O relatório observa também que a corrida por semicondutores e tecnologias ligadas à saúde passou a reorganizar fluxos globais de produção e comércio exterior, ampliando a concorrência em mercados emergentes como o Brasil. A dependência brasileira continua concentrada principalmente em segmentos de maior complexidade tecnológica, como diagnóstico avançado, monitoramento hospitalar e infraestrutura médica de alta tecnologia.

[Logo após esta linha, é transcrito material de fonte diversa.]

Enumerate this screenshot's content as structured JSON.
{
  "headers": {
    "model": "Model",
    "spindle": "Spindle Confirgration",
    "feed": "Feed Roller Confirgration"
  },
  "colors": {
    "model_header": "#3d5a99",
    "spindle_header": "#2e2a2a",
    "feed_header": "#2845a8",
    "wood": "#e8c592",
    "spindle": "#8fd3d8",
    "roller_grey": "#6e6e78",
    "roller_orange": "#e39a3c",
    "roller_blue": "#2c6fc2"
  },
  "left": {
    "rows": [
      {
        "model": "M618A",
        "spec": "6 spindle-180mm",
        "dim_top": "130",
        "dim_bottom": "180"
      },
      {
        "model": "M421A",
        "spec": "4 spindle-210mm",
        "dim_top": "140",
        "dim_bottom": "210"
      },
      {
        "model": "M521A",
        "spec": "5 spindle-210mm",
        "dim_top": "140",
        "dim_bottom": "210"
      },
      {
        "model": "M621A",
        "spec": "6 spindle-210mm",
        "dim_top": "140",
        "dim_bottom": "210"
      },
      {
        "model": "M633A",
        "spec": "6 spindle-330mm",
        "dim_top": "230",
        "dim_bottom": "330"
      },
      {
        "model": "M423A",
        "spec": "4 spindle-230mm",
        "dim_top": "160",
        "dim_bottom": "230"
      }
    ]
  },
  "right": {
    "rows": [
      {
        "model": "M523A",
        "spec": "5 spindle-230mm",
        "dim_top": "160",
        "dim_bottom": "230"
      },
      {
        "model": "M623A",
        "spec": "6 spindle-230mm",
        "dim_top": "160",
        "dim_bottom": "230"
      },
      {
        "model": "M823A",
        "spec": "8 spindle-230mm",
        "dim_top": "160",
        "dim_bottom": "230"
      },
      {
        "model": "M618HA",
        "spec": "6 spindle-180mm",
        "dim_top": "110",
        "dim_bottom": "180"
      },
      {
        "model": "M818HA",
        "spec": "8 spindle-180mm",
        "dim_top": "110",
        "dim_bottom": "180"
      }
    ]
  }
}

"A reorganização das cadeias globais já impacta diretamente a indústria brasileira e deve ampliar a pressão competitiva nos próximos anos", afirma Márcio Bósio, diretor institucional da ABIMO. De acordo com a entidade, o envelhecimento populacional, a expansão da demanda hospitalar e o avanço da incorporação tecnológica devem continuar impulsionando o crescimento estrutural do setor no Brasil.
"Hoje, dispositivos médicos fazem parte de uma disputa global que envolve tecnologia, produção industrial e soberania sanitária", completa Bósio. A reorganização das cadeias globais está diretamente relacionada, entre outros fatores, à guerra tarifária entre Estados Unidos e China. "Com o aumento das tarifas sobre produtos chineses no mercado americano, fabricantes chineses passaram a buscar novas rotas comerciais e mercados alternativos, e o Brasil foi um dos países fortemente impactados por esse movimento", explica o executivo.
A ABIMO pontua que parte da pressão competitiva enfrentada pela indústria brasileira também está relacionada à questão tributária. Segundo a entidade, hoje o mercado brasileiro é altamente orientado por preço, e a falta de isonomia nas condições de concorrência acaba favorecendo produtos importados em diversos segmentos. Além disso, muitos hospitais têm ampliado a importação direta de equipamentos, especialmente os de maior porte, o que intensifica ainda mais esse cenário. O desafio para o Brasil passa pela construção de uma política consistente de fortalecimento da indústria nacional.
Isso envolve instrumentos de fomento, como linhas de crédito adequadas para investimentos, além do uso estratégico do poder de compra do Estado para valorizar a estrutura produtiva, tecnológica e de assistência técnica existente no país. Esse modelo contribui para ampliar o acesso à tecnologia, reduzir o tempo de inatividade dos equipamentos e fortalecer a competitividade da indústria local.
Também, afirma o relatório da ABIMO, é necessário avançar em mecanismos de equilíbrio comercial. Nos casos em que o Brasil possui produção nacional e identifica a entrada de produtos importados a preços inferiores ao custo de fabricação brasileiro, é importante avaliar medidas como ajustes tarifários ou até mesmo possíveis práticas de dumping. Já nos segmentos em que não existe produção nacional, não há sentido em adotar medidas de proteção, uma vez que o País ainda depende dessas tecnologias importadas.
"Diante desse cenário, o desafio é organizar um conjunto coordenado de ações que combine fomento à produção nacional, incentivo à inovação e mecanismos que promovam maior equilíbrio competitivo para a indústria brasileira de dispositivos médicos", disse o diretor da Abimo.